Weaving together personal stories, history, and analysis, Same Family, Different Colors explores the myriad ways skin-color politics affect family dynamics in the United States.
Colorism and color bias—the preference for or presumed superiority of people based on the color of their skin—is a pervasive and damaging but rarely openly discussed phenomenon. In this unprecedented book, Lori L. Tharps explores the issue in African American, Latino, Asian American, and mixed-race families and communities by weaving together personal stories, history, and analysis. The result is a compelling portrait of the myriad ways skin-color politics affect family dynamics in the United States.
Tharps, the mother of three mixed-race children with three distinct skin colors, uses her own family as a starting point to investigate how skin-color difference is dealt with. Her journey takes her across the country and into the lives of dozens of diverse individuals, all of whom have grappled with skin-color politics and speak candidly about experiences that sometimes scarred them. From a Latina woman who was told she couldn’t be in her best friend’s wedding photos because her dark skin would “spoil” the pictures, to a light-skinned African American man who spent his entire childhood “trying to be Black,” Tharps illuminates the complex and multifaceted ways that colorism affects our self-esteem and shapes our lives and relationships. Along with intimate and revealing stories, Tharps adds a historical overview and a contemporary cultural critique to contextualize how various communities and individuals navigate skin-color politics.
Groundbreaking and urgent, Same Family, Different Colors is a solution-seeking journey to the heart of identity politics, so that this more subtle “cousin to racism,” in the author’s words, will be exposed and confronted.
“With great sensitivity and unapologetic boldness, Tharps skillfully weaves the rich historical context of the United States, the Americas and Asia with wrenching contemporary first-person accounts to investigate how color operates in the most intimate spaces of American families...This thoughtful, honest, historically textured and valuable book offers a detailed and current syllabus of work on the social and cultural meanings of colorism around the world and brings colorism ‘out of the closet.’”

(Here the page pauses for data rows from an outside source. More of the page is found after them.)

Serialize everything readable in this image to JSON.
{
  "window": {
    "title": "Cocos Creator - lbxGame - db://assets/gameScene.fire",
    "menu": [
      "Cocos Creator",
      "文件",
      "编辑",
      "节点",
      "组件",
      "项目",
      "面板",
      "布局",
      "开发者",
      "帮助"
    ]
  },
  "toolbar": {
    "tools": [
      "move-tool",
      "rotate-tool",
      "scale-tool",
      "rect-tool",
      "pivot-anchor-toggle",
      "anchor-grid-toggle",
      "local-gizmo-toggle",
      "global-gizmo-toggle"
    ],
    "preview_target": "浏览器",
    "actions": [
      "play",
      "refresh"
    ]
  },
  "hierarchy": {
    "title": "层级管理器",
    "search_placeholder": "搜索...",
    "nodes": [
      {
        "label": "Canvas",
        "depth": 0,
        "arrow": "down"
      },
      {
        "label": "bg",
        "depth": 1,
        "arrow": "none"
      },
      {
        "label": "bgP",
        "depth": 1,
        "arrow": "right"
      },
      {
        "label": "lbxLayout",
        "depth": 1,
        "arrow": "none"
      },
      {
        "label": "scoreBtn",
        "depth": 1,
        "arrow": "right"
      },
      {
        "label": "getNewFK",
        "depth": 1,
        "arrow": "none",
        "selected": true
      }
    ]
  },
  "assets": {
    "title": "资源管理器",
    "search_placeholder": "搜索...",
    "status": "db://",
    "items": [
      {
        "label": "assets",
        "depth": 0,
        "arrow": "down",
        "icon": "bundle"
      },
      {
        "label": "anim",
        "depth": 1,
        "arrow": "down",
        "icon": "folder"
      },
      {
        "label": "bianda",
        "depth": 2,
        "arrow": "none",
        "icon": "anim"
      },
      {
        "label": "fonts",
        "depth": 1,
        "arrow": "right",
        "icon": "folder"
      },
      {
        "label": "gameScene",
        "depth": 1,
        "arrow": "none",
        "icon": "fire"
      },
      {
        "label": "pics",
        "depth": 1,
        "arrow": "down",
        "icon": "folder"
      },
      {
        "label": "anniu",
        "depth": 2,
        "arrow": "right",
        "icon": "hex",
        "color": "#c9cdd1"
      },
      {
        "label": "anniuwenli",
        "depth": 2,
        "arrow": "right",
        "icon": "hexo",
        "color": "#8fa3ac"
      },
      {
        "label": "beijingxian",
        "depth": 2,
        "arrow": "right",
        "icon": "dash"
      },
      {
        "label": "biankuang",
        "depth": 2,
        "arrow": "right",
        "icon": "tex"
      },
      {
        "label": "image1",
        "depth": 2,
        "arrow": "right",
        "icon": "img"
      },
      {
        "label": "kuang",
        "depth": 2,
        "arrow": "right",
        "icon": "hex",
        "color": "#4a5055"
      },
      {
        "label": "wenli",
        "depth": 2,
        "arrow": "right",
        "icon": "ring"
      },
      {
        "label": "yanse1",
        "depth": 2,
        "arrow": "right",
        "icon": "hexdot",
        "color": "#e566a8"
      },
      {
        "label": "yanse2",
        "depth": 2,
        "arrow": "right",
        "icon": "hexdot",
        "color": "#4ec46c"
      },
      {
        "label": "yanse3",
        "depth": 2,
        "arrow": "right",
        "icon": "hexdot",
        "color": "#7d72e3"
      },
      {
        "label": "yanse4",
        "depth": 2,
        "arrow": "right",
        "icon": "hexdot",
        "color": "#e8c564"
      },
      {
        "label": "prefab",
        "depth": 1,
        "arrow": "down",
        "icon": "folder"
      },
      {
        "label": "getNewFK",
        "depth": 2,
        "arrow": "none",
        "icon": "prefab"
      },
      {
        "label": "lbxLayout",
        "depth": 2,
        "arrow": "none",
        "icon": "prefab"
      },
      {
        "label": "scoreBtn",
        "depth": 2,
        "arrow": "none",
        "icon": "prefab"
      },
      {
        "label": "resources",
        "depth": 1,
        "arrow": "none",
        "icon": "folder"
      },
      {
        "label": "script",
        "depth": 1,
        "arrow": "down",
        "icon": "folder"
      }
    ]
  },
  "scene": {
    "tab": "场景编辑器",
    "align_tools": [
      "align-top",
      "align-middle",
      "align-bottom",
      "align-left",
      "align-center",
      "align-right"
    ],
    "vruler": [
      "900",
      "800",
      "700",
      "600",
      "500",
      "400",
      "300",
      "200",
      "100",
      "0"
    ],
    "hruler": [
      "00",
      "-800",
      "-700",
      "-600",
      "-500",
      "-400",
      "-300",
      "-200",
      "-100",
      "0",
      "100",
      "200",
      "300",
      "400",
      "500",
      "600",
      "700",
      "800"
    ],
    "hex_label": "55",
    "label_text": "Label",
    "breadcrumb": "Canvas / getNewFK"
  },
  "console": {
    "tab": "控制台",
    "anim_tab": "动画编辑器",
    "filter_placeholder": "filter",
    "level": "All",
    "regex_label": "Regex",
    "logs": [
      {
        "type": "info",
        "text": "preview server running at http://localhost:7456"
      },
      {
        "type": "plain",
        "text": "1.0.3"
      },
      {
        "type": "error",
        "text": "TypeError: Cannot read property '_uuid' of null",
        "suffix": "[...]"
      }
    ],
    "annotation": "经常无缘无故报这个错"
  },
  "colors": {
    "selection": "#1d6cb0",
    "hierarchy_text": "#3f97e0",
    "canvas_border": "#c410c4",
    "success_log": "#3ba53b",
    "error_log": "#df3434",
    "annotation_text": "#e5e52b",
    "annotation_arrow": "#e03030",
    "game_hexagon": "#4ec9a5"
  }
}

—Allyson Hobbs, New York Times Book Review
“Same Family, Different Colors is the first book on colorism to take us inside African American, Latino, Asian, and interracial families as they speak candidly about how the politics of skin color shape their family dynamics and lives. Lori Tharps explores this taboo and urgent subject with courage, vision, and great sensitivity.”
—Michael Eric Dyson
“A nuanced, forthright, emotionally compelling take on a painful subject.”
—Kirkus Reviews
“The proximity of my skin to whiteness will probably protect me from having my face blown off by a stranger behind a locked door in the middle of the night, but what of my daughter? She, like Renishia McBride, is ‘black from a distance’ and a threat in many places. Colorism in society is dangerously complicated. Colorism in the family is painful. Tharps’s provocative book has the potential to be powerfully healing, but it won’t be a pretty process.”
—Michaela Angela Davis, image activist/cultural critic/light, blonde, and black
“A compassionate exploration of colorism in the most private realms of our lives—with our familias—Same Family, Different Colors is a much-needed book for a country (and a world) that grows more multi-hued with every passing year. Tharps combines journalism with history, memoir, and good old-fashioned storytelling to weave a powerful thread across communities and to suggest new ways of embracing our collective futures.”
—Daisy Hernández, author of A Cup of Water Under My Bed
“Colorism is a topic people of color are reluctant to talk about, but Lori Tharps investigates this difficult subject with grace, humility, and inclusiveness. Through historical context and frank personal stories, Same Family, Different Colors creates a powerful mediation on what so often goes unsaid even in the closest of families. With its fascinating multicultural focus, there’s something here for everyone to learn about themselves, and others.”